Firstly, it introduce the literary device of an unreliable narrator (a device used far more elegantly in Jo Walton’s Farthing and with greater intelligence in Peter Watts’ Blindsight). This kind of device has been around since the days of Chaucer’s Canterbury Tales so it is not a particularly new or interesting conceit. The problem is that Barnes then does absolutely nothing at all with the idea until then end when, almost as an after-thought we learn that the narrator was in fact the chief narrator. So as with the plot, the characters and most of the other ideas, Barnes likes the idea of writing a book with an unreliable narrator but he then immediately loses interest and fails to develop the idea further. This is related to the second purpose served by the opening paragraph.
By having his narrator not only criticise the book but also question his own reliability, Barnes is attempting to be clever and get the criticisms of the book in before anyone else has a chance. This desire to be clever, even at the cost of authenticity, suffuses the book with a tone that is as smug as it is arch. By opening with a literary device and closing with a piece of obfuscatory speculation about the Somnambulist’s true identity, Barnes is desperately trying to show how clever and knowing he is. The problem is that by the end of the book the graveyard of abandoned ideas is practically over-flowing. Had the book not been written by someone with the attention span of an over-caffeinated goldfish then The Somnambulist might have competed with the likes of Mark Gatiss’ Lucifer Box novels as a period detective story. Had Barnes chosen to develop his embryonic ideas about the mythology of London then he might well have had a book comparable to Gaiman’s American Gods or Neverwhere. Instead we have a book that is little more than a smug avalanche of increasingly tedious whimsy. This is not just a tragedy, it is an outright travesty.
At last! A sanity check! I just finished The Somnambulist last night with more questions than answers. This book left me unsatisfied and disappointed. I enjoyed the beginning of this story and was settling in to what I thought would be an enjoyable read. The next thing I knew, I was overwhelmed with characters and situations and I became more and more puzzled. By the time the Prefects came along, nothing made much sense any more and I had ceased to try to connect anything. The "lie" the narrator admits to was a trifle in the greater scheme of things and, by the time the narrator made his reasons clear for summoning Moon, I had ceased to care. I continued reading until the end just to see whether or not the narrator, at the last moment, would reveal something earthshaking that would make the conglomeration of characters come together somehow. That never happenend - at least not for me. I'm enjoying perusing your site; this is my first time here. I found you while searching for reviews of The Somnambulist. I'll be a frequent visitor!

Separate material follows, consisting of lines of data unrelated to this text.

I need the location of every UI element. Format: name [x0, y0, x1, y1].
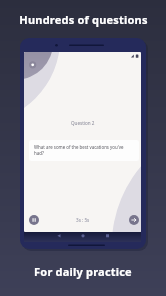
- button[interactable]: Pause: [29, 215, 39, 225]
- staticText: Hundreds of questions: [19, 12, 148, 27]
- staticText: For daily practice: [34, 264, 132, 279]
- staticText: What are some of the best vacations you'…: [34, 144, 134, 157]
- button[interactable]: What are some of the best vacations you'…: [29, 140, 139, 161]
- staticText: 3s : 5s: [76, 217, 90, 223]
- staticText: Question 2: [71, 120, 95, 126]
- button[interactable]: Next question: [129, 215, 139, 225]
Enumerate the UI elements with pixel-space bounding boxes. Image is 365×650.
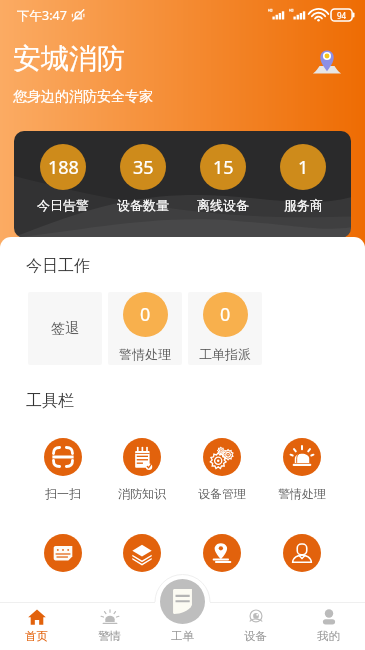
staticText: 警情 — [98, 629, 121, 643]
button[interactable]: 消防知识 — [102, 438, 182, 501]
button[interactable]: 我的 — [292, 602, 365, 650]
button[interactable]: 警情 — [73, 602, 146, 650]
staticText: 工单 — [171, 629, 194, 643]
button[interactable]: 工单 — [146, 602, 219, 650]
staticText: 首页 — [25, 629, 48, 643]
button[interactable]: 警情处理 — [262, 438, 342, 501]
staticText: 下午3:47 — [17, 7, 67, 24]
button[interactable]: 设备 — [219, 602, 292, 650]
staticText: 消防知识 — [118, 486, 166, 501]
staticText: 今日工作 — [26, 256, 90, 276]
button[interactable]: Tool — [182, 534, 262, 572]
staticText: 94 — [337, 10, 347, 21]
staticText: 离线设备 — [197, 197, 249, 213]
staticText: 设备 — [244, 629, 267, 643]
staticText: 安城消防 — [13, 41, 125, 76]
staticText: 我的 — [317, 629, 340, 643]
staticText: 设备管理 — [198, 486, 246, 501]
button[interactable]: 扫一扫 — [23, 438, 102, 501]
staticText: 设备数量 — [117, 197, 169, 213]
staticText: 工单指派 — [199, 346, 251, 362]
button[interactable]: 0 — [188, 292, 262, 365]
staticText: 警情处理 — [119, 346, 171, 362]
button[interactable]: Tool — [23, 534, 102, 572]
button[interactable]: 工单 — [160, 579, 205, 624]
button[interactable]: 首页 — [0, 602, 73, 650]
staticText: 0 — [220, 302, 231, 327]
button[interactable]: 签退 — [28, 292, 102, 365]
staticText: 工具栏 — [26, 391, 74, 411]
staticText: 今日告警 — [37, 197, 89, 213]
button[interactable]: 设备管理 — [182, 438, 262, 501]
staticText: 警情处理 — [278, 486, 326, 501]
button[interactable]: Map — [312, 46, 342, 76]
button[interactable]: Tool — [102, 534, 182, 572]
staticText: 188 — [48, 155, 79, 180]
staticText: 35 — [133, 155, 154, 180]
staticText: 0 — [140, 302, 151, 327]
staticText: 签退 — [51, 320, 79, 338]
staticText: 您身边的消防安全专家 — [13, 88, 153, 106]
staticText: 扫一扫 — [45, 486, 81, 501]
staticText: 1 — [298, 155, 309, 180]
button[interactable]: 0 — [108, 292, 182, 365]
button[interactable]: Tool — [262, 534, 342, 572]
staticText: 15 — [213, 155, 234, 180]
staticText: 服务商 — [284, 197, 323, 213]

Posted by: Pat Elliott | April 10, 2008 at 04:39 AM
I agree entirely with the fact that it could have been so much better and that there were more questions than answers and that the answers were usually full of holes, but I can't pretend I didn't enjoy the book. Whatever faults this book has, it still held my attention for the whole time I read it and left me feeling excited when I finished.
Can't deny being biased though, I'm obsessed with books full of querky characters.